Advances in Engineering Advances in Engineering features breaking research judged by Advances in Engineering advisory team to be of key importance in the Engineering field. Papers are selected from over 10,000 published each week from most peer reviewed journals.
Wear, Volume 314, Issues 1–2, 15 June 2014, Pages 20-27.
Stanisław Bogdański
The Institute of Aeronautics and Applied Mechanics, Warsaw University of Technology, Nowowiejska 24, 00-665 Warsaw, Poland
Abstract
The comparison of quasi-static and hydrodynamic modelling of liquid–solid interaction in 3D squat-type cracks is presented. The hydrodynamic interaction is modelled by coupling the 3D finite element model of a squat-type crack and the theoretical squeeze fluid film model of liquid contained in the crack interior. In the finite element model, the contact interaction between rail and wheel is simulated by the theoretical Hertz’ contact pressure approaching the crack from the location far from the crack. The squeeze fluid film in the central plane perpendicular to the crack front is modelled on the basis of the one-dimensional Reynolds equation derived for compressible fluid with pressure dependant viscosity. The profile of opening/closing velocity along the crack length obtained from the solution of finite element model is approximated with an analytical function and used for analytical integration of Reynolds equation. This integrated form of equation allows for determining the pressure distribution along the crack faces.

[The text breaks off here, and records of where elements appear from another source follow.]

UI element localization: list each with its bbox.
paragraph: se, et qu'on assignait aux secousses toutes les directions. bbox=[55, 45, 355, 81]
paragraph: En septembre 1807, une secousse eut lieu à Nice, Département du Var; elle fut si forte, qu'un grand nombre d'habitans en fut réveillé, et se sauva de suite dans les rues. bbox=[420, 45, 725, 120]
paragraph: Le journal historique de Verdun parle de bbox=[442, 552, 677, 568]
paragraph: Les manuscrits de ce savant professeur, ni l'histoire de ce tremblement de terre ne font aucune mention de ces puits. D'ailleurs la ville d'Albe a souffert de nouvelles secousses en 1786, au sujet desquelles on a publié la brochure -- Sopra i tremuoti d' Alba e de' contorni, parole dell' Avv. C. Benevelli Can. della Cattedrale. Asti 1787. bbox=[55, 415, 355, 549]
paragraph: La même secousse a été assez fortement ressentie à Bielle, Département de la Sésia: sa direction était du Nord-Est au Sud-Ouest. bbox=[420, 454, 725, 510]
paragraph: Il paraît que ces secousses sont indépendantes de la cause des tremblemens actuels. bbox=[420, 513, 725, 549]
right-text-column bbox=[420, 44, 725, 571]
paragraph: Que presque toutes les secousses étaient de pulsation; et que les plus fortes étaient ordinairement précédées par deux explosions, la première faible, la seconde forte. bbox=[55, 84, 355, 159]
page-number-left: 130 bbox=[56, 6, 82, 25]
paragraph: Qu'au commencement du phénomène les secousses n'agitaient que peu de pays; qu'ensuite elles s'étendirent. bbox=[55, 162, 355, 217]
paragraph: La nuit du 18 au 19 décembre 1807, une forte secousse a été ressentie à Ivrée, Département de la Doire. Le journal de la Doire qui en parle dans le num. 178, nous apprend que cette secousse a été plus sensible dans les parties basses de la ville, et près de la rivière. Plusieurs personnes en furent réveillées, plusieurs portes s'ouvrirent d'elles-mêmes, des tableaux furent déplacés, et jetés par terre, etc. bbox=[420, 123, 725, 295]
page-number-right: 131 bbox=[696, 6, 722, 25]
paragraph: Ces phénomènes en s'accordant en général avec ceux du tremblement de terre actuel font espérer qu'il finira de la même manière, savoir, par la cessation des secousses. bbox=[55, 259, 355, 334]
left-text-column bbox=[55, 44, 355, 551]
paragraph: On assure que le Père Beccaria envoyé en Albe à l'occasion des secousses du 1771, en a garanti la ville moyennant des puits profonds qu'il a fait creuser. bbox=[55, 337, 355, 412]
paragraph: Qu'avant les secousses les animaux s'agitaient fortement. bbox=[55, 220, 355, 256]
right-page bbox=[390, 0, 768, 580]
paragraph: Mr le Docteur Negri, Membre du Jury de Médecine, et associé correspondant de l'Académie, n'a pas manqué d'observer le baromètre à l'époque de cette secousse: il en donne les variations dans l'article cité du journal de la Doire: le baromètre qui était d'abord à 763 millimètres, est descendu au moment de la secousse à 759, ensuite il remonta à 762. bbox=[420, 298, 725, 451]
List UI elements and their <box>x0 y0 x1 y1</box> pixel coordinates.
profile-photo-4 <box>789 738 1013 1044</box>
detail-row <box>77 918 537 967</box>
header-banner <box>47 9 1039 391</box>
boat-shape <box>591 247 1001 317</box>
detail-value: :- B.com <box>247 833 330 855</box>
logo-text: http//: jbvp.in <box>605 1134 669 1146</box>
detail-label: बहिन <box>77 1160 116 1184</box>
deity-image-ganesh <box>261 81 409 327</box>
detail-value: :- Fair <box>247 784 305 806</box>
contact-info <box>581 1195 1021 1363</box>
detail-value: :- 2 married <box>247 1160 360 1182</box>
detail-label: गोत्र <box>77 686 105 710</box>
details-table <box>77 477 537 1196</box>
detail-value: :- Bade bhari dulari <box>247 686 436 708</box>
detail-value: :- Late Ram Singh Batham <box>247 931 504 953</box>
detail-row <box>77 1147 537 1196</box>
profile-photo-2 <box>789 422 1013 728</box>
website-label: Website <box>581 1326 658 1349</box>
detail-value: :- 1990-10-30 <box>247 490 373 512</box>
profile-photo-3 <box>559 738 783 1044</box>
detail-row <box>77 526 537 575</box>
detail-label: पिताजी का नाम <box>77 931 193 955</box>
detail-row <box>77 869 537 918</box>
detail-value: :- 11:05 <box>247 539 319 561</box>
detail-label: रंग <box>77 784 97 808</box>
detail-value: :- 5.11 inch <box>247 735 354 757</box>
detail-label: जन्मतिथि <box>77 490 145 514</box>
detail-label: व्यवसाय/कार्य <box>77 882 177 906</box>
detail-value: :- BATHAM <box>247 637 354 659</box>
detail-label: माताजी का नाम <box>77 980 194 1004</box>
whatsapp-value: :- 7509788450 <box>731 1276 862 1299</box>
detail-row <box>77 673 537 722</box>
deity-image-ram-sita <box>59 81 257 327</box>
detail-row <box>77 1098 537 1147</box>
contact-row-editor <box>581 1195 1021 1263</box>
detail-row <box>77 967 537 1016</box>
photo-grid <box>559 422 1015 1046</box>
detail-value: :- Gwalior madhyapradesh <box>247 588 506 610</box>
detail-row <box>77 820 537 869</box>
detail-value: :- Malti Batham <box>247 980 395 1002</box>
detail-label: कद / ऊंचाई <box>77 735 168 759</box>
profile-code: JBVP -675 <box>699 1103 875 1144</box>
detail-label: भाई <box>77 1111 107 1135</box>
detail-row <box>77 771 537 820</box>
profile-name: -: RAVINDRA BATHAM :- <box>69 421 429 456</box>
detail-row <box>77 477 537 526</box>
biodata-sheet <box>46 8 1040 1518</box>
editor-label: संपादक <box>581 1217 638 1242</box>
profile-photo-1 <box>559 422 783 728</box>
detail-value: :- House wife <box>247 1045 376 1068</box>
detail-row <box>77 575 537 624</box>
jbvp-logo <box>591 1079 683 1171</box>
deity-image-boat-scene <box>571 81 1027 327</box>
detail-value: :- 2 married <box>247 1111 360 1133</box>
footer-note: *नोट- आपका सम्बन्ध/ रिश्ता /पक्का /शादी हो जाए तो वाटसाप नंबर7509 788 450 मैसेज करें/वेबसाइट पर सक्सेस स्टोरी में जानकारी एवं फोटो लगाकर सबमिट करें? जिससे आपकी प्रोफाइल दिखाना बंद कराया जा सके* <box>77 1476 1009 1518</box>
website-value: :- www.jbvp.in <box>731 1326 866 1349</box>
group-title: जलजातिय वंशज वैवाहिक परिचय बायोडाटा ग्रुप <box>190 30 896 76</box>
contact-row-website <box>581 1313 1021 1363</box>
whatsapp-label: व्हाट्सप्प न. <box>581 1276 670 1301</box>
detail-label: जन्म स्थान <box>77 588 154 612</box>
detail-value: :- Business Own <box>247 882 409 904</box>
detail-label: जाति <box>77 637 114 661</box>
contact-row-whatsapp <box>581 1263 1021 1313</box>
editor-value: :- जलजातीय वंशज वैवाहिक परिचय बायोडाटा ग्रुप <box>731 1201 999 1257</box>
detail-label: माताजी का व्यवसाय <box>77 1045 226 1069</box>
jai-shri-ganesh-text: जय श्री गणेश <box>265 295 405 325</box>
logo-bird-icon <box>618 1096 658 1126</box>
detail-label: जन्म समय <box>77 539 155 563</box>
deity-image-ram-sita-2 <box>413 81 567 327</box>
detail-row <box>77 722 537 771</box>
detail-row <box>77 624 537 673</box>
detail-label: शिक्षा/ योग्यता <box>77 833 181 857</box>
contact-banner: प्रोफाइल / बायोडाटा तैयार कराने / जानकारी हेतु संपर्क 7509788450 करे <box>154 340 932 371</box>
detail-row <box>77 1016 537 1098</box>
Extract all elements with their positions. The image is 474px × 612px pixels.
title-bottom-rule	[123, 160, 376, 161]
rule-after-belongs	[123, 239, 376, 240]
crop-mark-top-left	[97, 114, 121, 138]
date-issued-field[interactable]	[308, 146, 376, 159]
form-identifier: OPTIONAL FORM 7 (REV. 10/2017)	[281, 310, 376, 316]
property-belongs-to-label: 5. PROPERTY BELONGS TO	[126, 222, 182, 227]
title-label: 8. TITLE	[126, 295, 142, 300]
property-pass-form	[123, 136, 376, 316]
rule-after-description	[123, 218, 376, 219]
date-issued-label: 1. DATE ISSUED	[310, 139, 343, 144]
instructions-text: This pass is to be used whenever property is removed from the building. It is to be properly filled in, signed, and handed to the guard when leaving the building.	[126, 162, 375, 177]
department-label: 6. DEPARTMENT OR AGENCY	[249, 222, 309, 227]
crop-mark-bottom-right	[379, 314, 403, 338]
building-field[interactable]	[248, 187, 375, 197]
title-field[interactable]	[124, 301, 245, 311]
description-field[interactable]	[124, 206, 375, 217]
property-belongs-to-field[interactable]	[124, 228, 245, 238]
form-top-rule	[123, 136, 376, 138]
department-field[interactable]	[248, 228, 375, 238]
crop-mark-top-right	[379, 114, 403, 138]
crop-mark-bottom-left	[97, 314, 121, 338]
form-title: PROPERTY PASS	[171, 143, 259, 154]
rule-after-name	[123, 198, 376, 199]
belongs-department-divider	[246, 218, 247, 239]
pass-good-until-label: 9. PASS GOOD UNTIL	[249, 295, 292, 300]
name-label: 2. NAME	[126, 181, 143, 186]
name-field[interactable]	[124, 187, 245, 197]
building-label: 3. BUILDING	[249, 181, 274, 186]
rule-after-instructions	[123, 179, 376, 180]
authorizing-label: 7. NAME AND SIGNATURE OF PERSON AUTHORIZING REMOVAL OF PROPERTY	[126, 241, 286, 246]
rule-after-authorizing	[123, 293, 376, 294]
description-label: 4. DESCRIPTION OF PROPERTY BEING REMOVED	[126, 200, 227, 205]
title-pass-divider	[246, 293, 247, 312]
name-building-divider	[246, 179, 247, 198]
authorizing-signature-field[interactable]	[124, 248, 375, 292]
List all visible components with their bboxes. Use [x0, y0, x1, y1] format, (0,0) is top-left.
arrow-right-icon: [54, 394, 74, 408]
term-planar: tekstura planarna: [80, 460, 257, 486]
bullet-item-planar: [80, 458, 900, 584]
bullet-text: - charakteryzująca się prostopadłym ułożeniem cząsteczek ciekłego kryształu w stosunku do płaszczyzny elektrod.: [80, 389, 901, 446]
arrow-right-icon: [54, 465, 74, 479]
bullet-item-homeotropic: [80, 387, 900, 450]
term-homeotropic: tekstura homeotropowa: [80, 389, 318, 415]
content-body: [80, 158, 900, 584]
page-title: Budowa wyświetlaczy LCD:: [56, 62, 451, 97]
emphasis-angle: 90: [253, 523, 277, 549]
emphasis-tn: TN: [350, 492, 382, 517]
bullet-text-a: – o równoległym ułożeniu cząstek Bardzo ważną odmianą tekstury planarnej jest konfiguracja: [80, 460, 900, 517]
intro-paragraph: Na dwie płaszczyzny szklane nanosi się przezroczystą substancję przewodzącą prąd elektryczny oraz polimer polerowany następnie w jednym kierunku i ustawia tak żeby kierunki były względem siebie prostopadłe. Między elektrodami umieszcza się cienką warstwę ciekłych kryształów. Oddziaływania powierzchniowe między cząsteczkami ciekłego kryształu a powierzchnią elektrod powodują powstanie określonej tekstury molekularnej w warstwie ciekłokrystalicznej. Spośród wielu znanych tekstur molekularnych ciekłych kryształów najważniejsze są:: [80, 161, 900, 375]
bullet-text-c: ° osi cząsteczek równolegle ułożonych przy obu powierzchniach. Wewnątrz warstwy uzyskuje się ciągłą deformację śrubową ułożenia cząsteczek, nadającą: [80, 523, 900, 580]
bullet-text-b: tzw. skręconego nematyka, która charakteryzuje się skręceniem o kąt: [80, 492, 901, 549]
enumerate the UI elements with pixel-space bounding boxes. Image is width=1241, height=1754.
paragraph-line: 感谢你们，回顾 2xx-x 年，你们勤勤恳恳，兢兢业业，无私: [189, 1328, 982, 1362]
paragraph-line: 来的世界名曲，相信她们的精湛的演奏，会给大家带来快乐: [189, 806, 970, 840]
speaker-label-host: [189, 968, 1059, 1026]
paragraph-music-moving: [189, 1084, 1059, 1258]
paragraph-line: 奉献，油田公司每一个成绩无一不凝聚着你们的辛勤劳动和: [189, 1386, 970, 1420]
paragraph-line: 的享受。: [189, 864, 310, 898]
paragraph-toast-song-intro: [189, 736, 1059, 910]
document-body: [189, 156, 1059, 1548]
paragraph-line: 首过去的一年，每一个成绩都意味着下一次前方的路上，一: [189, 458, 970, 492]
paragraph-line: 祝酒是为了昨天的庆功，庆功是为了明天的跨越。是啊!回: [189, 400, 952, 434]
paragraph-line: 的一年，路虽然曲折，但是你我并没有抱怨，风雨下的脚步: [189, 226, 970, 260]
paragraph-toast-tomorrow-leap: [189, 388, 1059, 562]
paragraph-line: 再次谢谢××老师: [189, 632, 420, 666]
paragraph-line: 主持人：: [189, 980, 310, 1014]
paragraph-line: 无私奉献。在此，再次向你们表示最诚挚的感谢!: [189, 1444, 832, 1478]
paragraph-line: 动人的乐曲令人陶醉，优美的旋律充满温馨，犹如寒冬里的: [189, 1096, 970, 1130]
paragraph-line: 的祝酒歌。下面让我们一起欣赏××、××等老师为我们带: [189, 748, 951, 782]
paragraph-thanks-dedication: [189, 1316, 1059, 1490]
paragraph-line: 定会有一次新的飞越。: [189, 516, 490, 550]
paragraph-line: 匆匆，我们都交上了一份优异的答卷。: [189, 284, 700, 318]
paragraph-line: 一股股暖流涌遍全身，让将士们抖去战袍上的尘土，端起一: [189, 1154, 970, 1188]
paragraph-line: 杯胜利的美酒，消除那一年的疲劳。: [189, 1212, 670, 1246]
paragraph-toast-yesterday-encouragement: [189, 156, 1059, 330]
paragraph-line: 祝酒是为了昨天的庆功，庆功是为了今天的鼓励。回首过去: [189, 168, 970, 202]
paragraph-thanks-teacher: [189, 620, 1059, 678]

The purpose of analysis is among others to verify an opinion about the ability of “sucking in” a liquid (for instance oil or water) into the crack interior during single cycle of opening. Additionally, the results are compared with that obtained earlier by the author and others on the basis of the quasi static approach, i.e. the so called “liquid entrapment mechanism”, especially in respect of the effect on the crack growth and crack fronts shape development.